Nein, das ist kein weiterer Artikel über meine Tauchabenteuer. Diese waren zwar großartig und werden in den nächsten Tagen noch viel großartiger (ich werde über Silvester eine 3-Tages-Tauchtour zu den Similan Inseln machen). Aber zwischendurch habe ich mich zur Abwechslung in die Berge und Regenwälder des Khao Sok Nationalparks begeben.

Die allermeisten Touristen, die heute für ausgetrampelte Pfade im dicht gewachsenen Bambuswald des Parks sorgen, wissen wohl kaum, wie geschichtsträchtig dieser Ort eigentlich ist. Der Park verzeichnet erst seit rund 25 Jahren wachsenden Zuspruch von Touristen. Das hängt mit zwei Dingen zusammen. Erstens hat man hier Anfang der 90er verstanden, dass das Wort „Wasserfall“ riesige Reisegruppen anlockt – auch wenn es hier kaum mehr als Stromschnellen zu sehen gibt. Und zweitens gibt es hier den riesengroßen Chiao-Lan-See, der ebenfalls erst seit 1987 für Touristen zugänglich ist. Dazu aber später mehr.

Geschichtsstunde im thailändischen Regenwald

In einer 16-köpfigen Gruppe wandern wir durch den Teil des Nationalparks, der zur Nam Ta Lu Höhle führt. Wir sind relativ weit hinten in der Gruppe und können kaum verstehen, was Deang, unser Guide, vorne erzählt.

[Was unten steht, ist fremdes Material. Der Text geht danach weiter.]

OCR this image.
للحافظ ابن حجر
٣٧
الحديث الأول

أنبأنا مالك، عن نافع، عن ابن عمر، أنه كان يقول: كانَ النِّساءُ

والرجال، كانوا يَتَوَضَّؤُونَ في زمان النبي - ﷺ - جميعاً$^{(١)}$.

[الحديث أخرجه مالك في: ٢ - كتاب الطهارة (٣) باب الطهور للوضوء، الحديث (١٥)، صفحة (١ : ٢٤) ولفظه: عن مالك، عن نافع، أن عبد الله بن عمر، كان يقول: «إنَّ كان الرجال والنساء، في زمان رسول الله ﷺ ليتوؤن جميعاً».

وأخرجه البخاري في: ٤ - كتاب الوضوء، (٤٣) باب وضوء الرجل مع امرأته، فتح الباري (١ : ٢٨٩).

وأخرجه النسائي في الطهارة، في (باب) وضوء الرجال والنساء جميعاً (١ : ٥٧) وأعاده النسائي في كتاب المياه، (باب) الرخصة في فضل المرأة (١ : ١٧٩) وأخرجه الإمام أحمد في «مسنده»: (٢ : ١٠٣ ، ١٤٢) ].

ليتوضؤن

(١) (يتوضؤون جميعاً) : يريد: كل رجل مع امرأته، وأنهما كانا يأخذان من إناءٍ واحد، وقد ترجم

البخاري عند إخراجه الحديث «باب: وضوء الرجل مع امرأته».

Da Daeng aber permanent auf irgendwelchen Blättern herum kaut, bezweifeln wir, dass man sein Genuschel aus kürzerer Distanz besser verstehen würde… Gut, dass wir am Abend zuvor bereits ein wenig Selbststudium betrieben haben.

Es ist erst 35 Jahre her, da wanderten in diesem Dschungel keine Touristen, sondern revolutionswütige Studenten, die von der Regierung als Kommunisten abgestempelt und entsprechend verfolgt wurden. Der kaum zugängliche Wald und die besagte Nam Ta Lu Höhle dienten ihnen als zuverlässiges Versteck. Die Studenten lebten hier von 1975 bis 1982.

Der Beginn des Trecks, der heute zur Höhle führt liegt ca. 20 Kilometer vom Pier entfernt, wo heute die zahlreichen Longtail Boote ablegen, um die Touristen in den Dschungel zu bringen. Eine Stunde Fahrt ist das über den Chiao-Lan-See, der doppelt so groß ist wie der Chiemsee. Es geht vorbei an beeindruckenden Klippen und hunderten kleiner, dichtbewachsener Inseln. Dabei befinden wir uns etwa 100 Meter über der Stelle, an der einst 13 Dörfer lagen – samt Schulen, Krankenhäusern, Tempeln und 1500 Bewohnern. Denn in einem Land, das so sehr mit seinen Naturschönheiten wirbt (und diese auch zweifelsfrei vorzeigen kann), wo es aber, gefühlt, mehr Eisbären als Mülleimer gibt, offenbart sich auch im Khao Sok Nationalpark das sehr ambivalente, um nicht zu sagen, zweifelhafte Verhältnis zur Natur. Auf der einen Seite einer der ältesten und am besten erhaltenen Regenwälder Thailands und auf der anderen Seite ein See, der erst 30 Jahre alt ist und durch den Bau des Rajjaprapha Staudamms entstand.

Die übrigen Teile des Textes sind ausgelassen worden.